Competência é uma palavra que pode nos levar a um entendimento equivocado, pois ela pode ser interpretada como um conjunto de atribuições (…compete a fulano as seguintes responsabilidades…). Outra armadilha é interpretar como incompetente a pessoa que não possui certo conjunto de competências – na verdade essa pessoa tem oportunidades de desenvolvimento profissional. Em gestão de pessoas a maioria dos autores define competência como a combinação sinérgica de “conhecimentos, habilidades e atitudes” (CHA). Esta definição é conceitualmente correta, mas pouco prática quando se quer aplicar algum critério de mensuração. A pessoa pode ter conhecimentos, habilidades e atitudes e, ainda assim, não obter o resultado requerido. Le Boterf2 associa competência àquilo que a pessoa realiza no trabalho, já Joel Dutra3 fala em “competência em ação”, ou seja, só faz sentido investir em gestão por competências se a conectarmos aos processos de trabalho e aos resultados requeridos. Mas… como fazer?

Inicialmente é necessário “ouvir o mercado”, ou seja, descobrir o que é valor para o mercado no qual a empresa está inserida, definir os desafios estratégicos que se propõe enfrentar e quais os indicadores-chave (kpi) que sinalizarão seu sucesso ou insucesso. Aí sim, define-se quais processos de trabalho impactam esses indicadores, para que se possa redesenhá-los buscando simplicidade e sincronização. Com isso pode-se definir as competências, técnicas e comportamentais, necessárias para que as pessoas realizem esses processos com eficiência e com eficácia. A vantagem desta linha de raciocínio é a priorização dos processos críticos, ou seja, “vai-se direto ao ponto”.

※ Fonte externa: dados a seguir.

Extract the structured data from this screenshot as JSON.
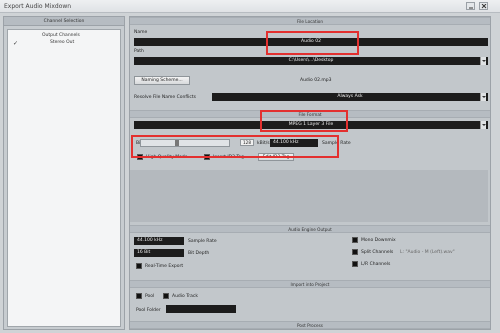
{
  "window": {
    "title": "Export Audio Mixdown"
  },
  "channel_selection": {
    "header": "Channel Selection",
    "items": [
      {
        "label": "Output Channels",
        "checked": false
      },
      {
        "label": "Stereo Out",
        "checked": true
      }
    ]
  },
  "file_location": {
    "header": "File Location",
    "name_label": "Name",
    "name_value": "Audio 02",
    "path_label": "Path",
    "path_value": "C:\\Users\\...\\Desktop",
    "naming_button": "Naming Scheme...",
    "file_preview": "Audio 02.mp3",
    "conflicts_label": "Resolve File Name Conflicts",
    "conflicts_value": "Always Ask"
  },
  "file_format": {
    "header": "File Format",
    "format_value": "MPEG 1 Layer 3 File",
    "bitrate_label": "Bit Rate",
    "bitrate_value": "128",
    "bitrate_unit": "kBit/s",
    "bitrate_level": 0.4,
    "samplerate_value": "44.100 kHz",
    "samplerate_label": "Sample Rate",
    "hq_label": "High Quality Mode",
    "id3_label": "Insert ID3 Tag",
    "id3_button": "Edit ID3 Tag"
  },
  "audio_engine": {
    "header": "Audio Engine Output",
    "rate_value": "44.100 kHz",
    "rate_label": "Sample Rate",
    "depth_value": "16 Bit",
    "depth_label": "Bit Depth",
    "realtime_label": "Real-Time Export",
    "mono_label": "Mono Downmix",
    "split_label": "Split Channels",
    "split_hint": "L: \"Audio - M (Left).wav\"",
    "lr_label": "L/R Channels"
  },
  "import_project": {
    "header": "Import into Project",
    "pool_label": "Pool",
    "audio_track_label": "Audio Track",
    "pool_folder_label": "Pool Folder"
  },
  "post_process": {
    "header": "Post Process"
  },
  "colors": {
    "highlight": "#e3302f",
    "field_dark": "#1c1c1c",
    "panel": "#c2c7cb"
  }
}
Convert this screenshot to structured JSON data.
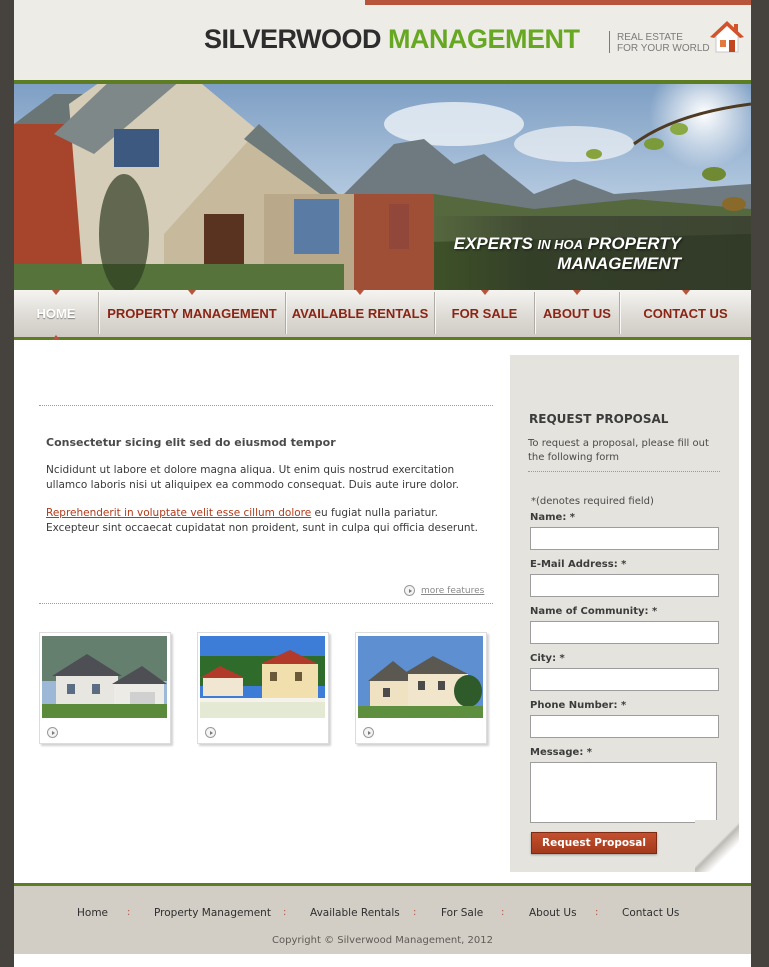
{
  "header": {
    "logo_part1": "SILVERWOOD",
    "logo_part2": "MANAGEMENT",
    "tagline_line1": "REAL ESTATE",
    "tagline_line2": "FOR YOUR WORLD"
  },
  "hero": {
    "tagline_experts": "EXPERTS",
    "tagline_in_hoa": "IN HOA",
    "tagline_property": "PROPERTY",
    "tagline_management": "MANAGEMENT"
  },
  "nav": {
    "items": [
      {
        "label": "HOME"
      },
      {
        "label": "PROPERTY MANAGEMENT"
      },
      {
        "label": "AVAILABLE RENTALS"
      },
      {
        "label": "FOR SALE"
      },
      {
        "label": "ABOUT US"
      },
      {
        "label": "CONTACT US"
      }
    ]
  },
  "main": {
    "article_title": "Consectetur sicing elit sed do eiusmod tempor",
    "paragraph1": "Ncididunt ut labore et dolore magna aliqua. Ut enim quis nostrud exercitation ullamco laboris nisi ut aliquipex ea commodo consequat. Duis aute irure dolor.",
    "paragraph2_link": "Reprehenderit in voluptate velit esse cillum dolore",
    "paragraph2_rest": " eu fugiat nulla pariatur. Excepteur sint occaecat cupidatat non proident, sunt in culpa qui officia deserunt.",
    "more_features": "more features"
  },
  "sidebar": {
    "title": "REQUEST PROPOSAL",
    "intro": "To request a proposal, please fill out the following form",
    "required_note": "*(denotes required field)",
    "fields": [
      {
        "label": "Name: *",
        "value": ""
      },
      {
        "label": "E-Mail Address: *",
        "value": ""
      },
      {
        "label": "Name of Community: *",
        "value": ""
      },
      {
        "label": "City: *",
        "value": ""
      },
      {
        "label": "Phone Number: *",
        "value": ""
      }
    ],
    "message_label": "Message: *",
    "submit_label": "Request Proposal"
  },
  "footer": {
    "links": [
      "Home",
      "Property Management",
      "Available Rentals",
      "For Sale",
      "About Us",
      "Contact Us"
    ],
    "separator": ":",
    "copyright": "Copyright © Silverwood Management, 2012"
  },
  "colors": {
    "brand_green": "#67a823",
    "accent_red": "#b6543c",
    "nav_text": "#8a2414"
  }
}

Gestão de Pessoas por Competências e o Estado de Fluxo

O que se propõe é um Sistema4 de Gestão por Competências, com base em processos de trabalho, que privilegie o desenvolvimento profissional das pessoas com vistas à obtenção de resultados. Esta nova orientação considera que as pessoas não são meros recursos (humanos), mas sim elementos impulsionadores da inteligência organizacional. Este sistema trabalha em duas frentes. Na primeira, compara competências requeridas (necessárias à realização dos processos) com as evidenciadas (apresentadas pelas pessoas). Em outra frente, compara resultados esperados com resultados obtidos. A avaliação dos aspectos qualitativos (competências) e quantitativos (resultados) norteia as estratégias de desenvolvimento e orientam os processos de capacitação, recrutamento, e movimentação interna. O objetivo é proporcionar condições para que as pessoas trabalhem no que o psicólogo húngaro Mihaly Csikszentmihalyi denomina de estado de fluxo ou experiência ótima, uma situação na qual as habilidades (competências) estão equilibradas com os desafios (resultados) e o trabalho flui com mais facilidade a ponto de se tornar prazeroso, com a consequente potencialização dos resultados.

Em resumo, a Gestão de Pessoas é parte fundamental da Gestão de Processos. Quem consegue os resultados são as pessoas, não os processos.

(*) André Freitas é Consultor em Gestão Empresarial, com foco em Gestão de Pessoas e de Processos

1 BPM-CBOK (Business Process Management Common Book of Knowledge)

2 Le BOTERF, Guy. Desenvolvendo a competência dos profissionais. Porto Alegre: Artmed, 2003.

3 DUTRA, Joel de Souza. Competências: conceitos e instrumentos para a gestão de pessoas na empresa moderna. São Paulo: Atlas, 2004

4 A visão sistêmica da organização mostra que todo processo está relacionado e interage com outros processos. Nada ocorre sozinho.